Charles Babbage (1791-1871) was a mathematician, a mechanician, an economist and a polemecist. He lived at a time when analysis and rigorous experimentation were beginning to push the bounds of human knowledge beyond what even the most able individual could hope to master. Perhaps he was one of the last true polymaths.
In the twenty-first century we take for granted the existence of high performance computation. Our communications technologies, entertainment systems, vehicles and even domestic applicances have automatic computers embedded within them that are performing numerical and symbolic computations at an astounding rate. Our economy, our technology and our culture are mediated by commodity computing.

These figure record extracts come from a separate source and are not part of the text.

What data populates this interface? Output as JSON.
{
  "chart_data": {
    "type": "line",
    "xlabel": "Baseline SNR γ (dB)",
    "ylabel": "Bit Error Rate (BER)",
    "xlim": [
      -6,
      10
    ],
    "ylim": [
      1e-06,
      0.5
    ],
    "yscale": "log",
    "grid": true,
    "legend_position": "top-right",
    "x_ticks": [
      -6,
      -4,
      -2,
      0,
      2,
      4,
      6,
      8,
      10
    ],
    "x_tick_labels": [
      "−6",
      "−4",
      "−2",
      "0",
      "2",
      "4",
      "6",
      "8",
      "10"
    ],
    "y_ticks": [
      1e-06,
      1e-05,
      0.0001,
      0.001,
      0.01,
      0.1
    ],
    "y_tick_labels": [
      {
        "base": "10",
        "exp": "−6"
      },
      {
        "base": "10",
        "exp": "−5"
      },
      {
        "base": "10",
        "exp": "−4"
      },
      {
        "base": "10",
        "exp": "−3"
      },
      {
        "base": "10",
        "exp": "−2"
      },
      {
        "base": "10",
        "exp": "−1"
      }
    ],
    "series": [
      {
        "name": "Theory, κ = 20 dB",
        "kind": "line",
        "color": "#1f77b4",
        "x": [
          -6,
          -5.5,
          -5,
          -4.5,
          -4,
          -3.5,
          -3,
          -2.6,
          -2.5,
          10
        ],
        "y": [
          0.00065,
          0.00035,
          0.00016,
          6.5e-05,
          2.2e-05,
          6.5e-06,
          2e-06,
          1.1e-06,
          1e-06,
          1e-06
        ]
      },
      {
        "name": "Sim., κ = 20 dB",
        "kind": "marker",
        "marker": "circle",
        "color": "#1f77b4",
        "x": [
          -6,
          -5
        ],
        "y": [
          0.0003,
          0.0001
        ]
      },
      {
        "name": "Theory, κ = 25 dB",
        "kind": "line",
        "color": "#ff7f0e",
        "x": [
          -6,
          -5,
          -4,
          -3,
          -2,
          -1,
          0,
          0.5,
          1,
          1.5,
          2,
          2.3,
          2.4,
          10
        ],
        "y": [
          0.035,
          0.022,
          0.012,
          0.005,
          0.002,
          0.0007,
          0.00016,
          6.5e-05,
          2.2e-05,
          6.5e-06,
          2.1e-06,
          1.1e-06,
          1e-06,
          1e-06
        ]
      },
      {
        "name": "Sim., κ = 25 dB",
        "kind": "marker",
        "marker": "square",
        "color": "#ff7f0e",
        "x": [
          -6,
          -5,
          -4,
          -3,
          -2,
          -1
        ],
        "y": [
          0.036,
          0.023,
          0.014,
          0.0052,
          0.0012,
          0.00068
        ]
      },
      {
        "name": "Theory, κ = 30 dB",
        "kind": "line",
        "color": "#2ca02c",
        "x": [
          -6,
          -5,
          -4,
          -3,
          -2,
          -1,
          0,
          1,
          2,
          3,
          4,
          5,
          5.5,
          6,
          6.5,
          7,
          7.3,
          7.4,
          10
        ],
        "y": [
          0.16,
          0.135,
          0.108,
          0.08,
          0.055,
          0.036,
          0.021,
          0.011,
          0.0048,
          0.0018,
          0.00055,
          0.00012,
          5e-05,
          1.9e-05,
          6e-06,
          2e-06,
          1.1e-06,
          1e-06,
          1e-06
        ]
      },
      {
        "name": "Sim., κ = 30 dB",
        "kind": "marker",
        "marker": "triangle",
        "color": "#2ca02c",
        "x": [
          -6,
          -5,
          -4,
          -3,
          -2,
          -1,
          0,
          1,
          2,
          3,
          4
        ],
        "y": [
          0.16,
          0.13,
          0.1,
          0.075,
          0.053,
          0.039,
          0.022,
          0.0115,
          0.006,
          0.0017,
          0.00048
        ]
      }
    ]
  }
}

In Babbage’s day, and indeed right up until the mid-1970’s, much day-to-day computation demanded the use of pre-computed tables of logarithms and trigonometric functions. Preparation of such tables by hand is a Herculean, and error prone, task. In his twenties, Babbage became enthused by the possibility of building machines that would automate the procedures then used for table production by teams of human computers. This work eventually led him to the design of general purpose Analytical Engines that embody many of the features of modern computers. These were not vague fantasies, like the time machines and faster-than-light drives of current science fiction, but detailed engineering designs for mechanisms that performed arithmetic and stored intermediate results under the control of an externally supplied program.
Stories of pioneering intellectual breakthroughs are often presented as an unbroken and almost inevitable progression towards the final goal. The true fascination of Babbage, though, is that his work stands as an anachronism because it was not carried forward. There is little discernible link between Babbage’s prescient ideas and the development of twentieth century automatic calculators and computers which began in the mid-1930’s and came to fruition during and immediately after World War II. Babbage succeeded intellectually, but failed to change the world, and was almost completely forgotten.